Publication year - 2011
Publication title -
journal of oral pathology and medicine
Language(s) - English
Resource type - Journals
SCImago Journal Rank - 0.887
H-Index - 83
eISSN - 1600-0714
pISSN - 0904-2512
DOI - 10.1111/j.1600-0714.2011.01026.x
Subject(s) - dysplasia , leukoplakia , ki 67 , tumor progression , medicine , immunohistochemistry , biomarker , cyclin d1 , carcinoma in situ , pathology , concomitant , carcinoma , cancer research , cancer , biology , cell cycle , biochemistry
J Oral Pathol Med (2011) 40 : 629–635 Background: The risk of malignant progression of oral leukoplakia with and without dysplasia is unpredictable. Materials and methods: Leukoplakias without dysplasia of 35 patients, leukoplakias with dysplasia of 4 patients, and similar lesions obtained from tumor patients were retrospectively examined by immunohistochemistry for the expression of the proteins pRb, p53, p16 INK4a , Cyclin D1 and Ki‐67. The predictive power of combined aberrant expression patterns for the progression of leukoplakias without dysplasia was examined. Results: Increased expression of p53, Ki‐67 and Cyclin D1, and loss of p16 INK4a occurred in 45.9%, 38.9%, 29.4% and 32.4% of the leukoplakias without dysplasia, respectively. All alterations increased with progression but had poor positive predictive value. However, the combined p53/p16 INK4a /Ki‐67 aberration occurred in only three (9%) cases, of which two patients (66.7%) experienced progression to dysplasia and carcinoma in situ.
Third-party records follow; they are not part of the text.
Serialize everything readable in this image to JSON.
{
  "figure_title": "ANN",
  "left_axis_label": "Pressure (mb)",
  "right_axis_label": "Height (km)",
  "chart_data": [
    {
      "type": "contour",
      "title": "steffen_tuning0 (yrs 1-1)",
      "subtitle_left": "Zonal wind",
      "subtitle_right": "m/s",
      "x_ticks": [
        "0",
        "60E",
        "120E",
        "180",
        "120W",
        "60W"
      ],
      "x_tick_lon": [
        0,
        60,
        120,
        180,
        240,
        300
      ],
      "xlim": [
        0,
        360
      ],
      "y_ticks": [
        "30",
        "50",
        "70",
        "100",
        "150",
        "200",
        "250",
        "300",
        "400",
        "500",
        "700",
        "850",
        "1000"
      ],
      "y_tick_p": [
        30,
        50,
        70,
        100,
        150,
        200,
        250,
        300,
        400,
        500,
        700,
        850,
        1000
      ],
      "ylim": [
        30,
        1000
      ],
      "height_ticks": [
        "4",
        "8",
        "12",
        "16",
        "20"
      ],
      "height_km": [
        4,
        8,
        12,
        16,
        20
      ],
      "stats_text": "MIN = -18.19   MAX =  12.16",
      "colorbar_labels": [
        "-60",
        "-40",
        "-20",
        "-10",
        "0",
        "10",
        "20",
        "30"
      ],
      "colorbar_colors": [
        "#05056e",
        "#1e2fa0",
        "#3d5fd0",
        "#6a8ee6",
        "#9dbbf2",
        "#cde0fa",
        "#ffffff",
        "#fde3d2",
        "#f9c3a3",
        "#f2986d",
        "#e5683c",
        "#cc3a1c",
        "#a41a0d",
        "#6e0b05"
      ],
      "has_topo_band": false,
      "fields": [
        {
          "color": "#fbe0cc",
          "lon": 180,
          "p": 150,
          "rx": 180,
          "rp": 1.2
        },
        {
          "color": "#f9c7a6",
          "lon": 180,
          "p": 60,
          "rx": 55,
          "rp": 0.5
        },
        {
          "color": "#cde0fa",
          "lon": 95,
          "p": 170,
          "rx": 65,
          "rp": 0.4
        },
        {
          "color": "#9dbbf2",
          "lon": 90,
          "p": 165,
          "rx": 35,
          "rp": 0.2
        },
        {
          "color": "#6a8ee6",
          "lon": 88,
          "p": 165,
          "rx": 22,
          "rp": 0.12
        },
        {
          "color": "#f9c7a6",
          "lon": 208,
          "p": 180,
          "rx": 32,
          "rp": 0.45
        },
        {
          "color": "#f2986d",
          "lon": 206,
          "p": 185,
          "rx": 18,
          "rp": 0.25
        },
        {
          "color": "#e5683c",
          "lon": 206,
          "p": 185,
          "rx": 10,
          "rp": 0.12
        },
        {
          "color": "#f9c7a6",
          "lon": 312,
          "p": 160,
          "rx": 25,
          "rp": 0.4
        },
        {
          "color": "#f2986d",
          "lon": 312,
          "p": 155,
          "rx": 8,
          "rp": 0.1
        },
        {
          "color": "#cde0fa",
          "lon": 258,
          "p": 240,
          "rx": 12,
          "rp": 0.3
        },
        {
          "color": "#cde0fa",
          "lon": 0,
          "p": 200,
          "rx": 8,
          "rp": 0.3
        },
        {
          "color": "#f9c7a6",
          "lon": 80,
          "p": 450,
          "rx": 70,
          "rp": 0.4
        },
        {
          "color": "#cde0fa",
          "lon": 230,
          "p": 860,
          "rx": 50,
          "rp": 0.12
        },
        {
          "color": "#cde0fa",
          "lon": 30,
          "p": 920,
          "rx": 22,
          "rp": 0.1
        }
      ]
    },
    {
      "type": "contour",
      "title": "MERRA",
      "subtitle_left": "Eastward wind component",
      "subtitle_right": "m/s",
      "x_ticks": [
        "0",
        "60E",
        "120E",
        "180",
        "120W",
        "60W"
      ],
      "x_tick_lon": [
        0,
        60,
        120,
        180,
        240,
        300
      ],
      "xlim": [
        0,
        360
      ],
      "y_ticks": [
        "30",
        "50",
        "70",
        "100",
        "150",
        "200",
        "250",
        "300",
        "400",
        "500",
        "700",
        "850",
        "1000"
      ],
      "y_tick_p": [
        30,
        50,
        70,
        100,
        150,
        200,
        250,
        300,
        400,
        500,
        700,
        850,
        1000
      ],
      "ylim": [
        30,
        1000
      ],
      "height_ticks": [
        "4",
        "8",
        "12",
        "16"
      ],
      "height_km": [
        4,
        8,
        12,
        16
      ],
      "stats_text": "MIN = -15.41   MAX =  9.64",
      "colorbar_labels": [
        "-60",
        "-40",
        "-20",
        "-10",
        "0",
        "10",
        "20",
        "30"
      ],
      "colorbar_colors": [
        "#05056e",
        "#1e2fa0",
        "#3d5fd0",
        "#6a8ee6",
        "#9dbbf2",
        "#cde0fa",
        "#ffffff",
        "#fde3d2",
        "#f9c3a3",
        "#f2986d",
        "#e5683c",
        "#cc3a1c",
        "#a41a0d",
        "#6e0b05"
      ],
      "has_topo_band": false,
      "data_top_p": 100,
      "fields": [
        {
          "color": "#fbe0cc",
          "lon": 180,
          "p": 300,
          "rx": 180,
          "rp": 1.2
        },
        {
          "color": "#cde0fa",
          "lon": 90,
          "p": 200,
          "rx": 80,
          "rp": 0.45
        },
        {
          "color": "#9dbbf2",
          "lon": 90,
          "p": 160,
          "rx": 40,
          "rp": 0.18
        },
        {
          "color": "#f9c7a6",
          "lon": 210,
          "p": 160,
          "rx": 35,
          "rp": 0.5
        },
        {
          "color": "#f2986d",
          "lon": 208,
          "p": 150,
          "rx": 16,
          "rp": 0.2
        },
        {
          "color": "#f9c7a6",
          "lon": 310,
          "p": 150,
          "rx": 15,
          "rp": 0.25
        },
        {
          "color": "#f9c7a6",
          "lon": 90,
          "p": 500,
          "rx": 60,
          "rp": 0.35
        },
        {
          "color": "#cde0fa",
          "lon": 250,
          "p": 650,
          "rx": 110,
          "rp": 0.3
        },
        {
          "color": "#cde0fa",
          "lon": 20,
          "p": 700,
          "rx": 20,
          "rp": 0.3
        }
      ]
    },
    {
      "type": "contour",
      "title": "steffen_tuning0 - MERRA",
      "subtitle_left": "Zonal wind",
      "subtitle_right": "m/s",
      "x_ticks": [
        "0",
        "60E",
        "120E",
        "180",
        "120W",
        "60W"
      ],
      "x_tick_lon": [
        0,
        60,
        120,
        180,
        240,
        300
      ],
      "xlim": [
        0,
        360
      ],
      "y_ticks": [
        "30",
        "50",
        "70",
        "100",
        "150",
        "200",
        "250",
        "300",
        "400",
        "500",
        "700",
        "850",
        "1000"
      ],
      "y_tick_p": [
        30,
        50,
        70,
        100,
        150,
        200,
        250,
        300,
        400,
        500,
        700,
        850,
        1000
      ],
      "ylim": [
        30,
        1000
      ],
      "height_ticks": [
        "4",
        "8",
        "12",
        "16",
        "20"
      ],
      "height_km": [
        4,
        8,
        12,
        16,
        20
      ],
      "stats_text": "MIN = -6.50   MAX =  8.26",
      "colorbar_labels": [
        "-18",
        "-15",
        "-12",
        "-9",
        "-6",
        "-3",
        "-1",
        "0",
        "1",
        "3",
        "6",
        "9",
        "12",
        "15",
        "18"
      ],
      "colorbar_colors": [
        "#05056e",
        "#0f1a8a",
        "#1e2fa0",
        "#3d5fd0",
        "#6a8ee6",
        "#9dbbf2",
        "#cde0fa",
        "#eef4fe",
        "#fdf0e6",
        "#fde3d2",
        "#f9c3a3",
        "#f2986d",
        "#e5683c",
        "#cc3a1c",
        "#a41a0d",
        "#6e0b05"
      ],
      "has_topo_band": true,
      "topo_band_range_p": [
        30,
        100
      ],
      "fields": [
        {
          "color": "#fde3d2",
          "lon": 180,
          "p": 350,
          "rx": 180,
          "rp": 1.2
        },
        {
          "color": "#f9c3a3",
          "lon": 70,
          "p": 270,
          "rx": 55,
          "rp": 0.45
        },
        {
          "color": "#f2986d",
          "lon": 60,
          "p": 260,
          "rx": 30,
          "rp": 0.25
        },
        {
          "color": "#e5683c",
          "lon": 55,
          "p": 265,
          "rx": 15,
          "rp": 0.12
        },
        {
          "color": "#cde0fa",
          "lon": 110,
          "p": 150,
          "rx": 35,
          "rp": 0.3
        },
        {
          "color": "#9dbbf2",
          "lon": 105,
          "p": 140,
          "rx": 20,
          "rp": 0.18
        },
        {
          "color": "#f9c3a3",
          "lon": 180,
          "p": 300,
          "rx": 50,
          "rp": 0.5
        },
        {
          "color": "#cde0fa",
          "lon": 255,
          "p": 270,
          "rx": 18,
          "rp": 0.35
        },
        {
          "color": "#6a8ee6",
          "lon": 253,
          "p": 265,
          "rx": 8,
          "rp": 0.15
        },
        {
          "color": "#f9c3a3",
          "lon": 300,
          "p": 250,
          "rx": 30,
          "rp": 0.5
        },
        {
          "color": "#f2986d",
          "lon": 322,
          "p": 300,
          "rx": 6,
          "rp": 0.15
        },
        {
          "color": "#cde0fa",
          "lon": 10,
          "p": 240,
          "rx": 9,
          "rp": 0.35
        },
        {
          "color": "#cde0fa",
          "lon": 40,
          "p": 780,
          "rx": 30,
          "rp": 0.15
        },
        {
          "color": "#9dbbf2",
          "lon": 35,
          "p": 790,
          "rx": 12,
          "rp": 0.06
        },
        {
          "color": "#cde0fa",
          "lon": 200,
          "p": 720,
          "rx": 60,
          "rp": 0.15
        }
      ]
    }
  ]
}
The combined p53/p16 INK4a /Ki‐67 alteration had a negative predictive value (NPV) and sensitivity of 100%, specificity of 97% and positive predictive value (PPV) of 67%. By contrast, the combined p53/p16 INK4a /Cyclin D1 alteration had 97% NPV and sensitivity of 50%, specificity of 90% and only 25% PPV. Loss of pRb and concomitant overexpression of p16 INK4a were not observed arguing against an involvement of HPV in oral leukoplakia. Conclusions: We propose the combined p53/p16 INK4a /Ki‐67 alteration as a basic marker to define high risk leukoplakia patients. Lesions not showing this alteration appear to be harmless. Future studies should validate these findings and search for proteins which can further improve the PPV of the proposed basic marker.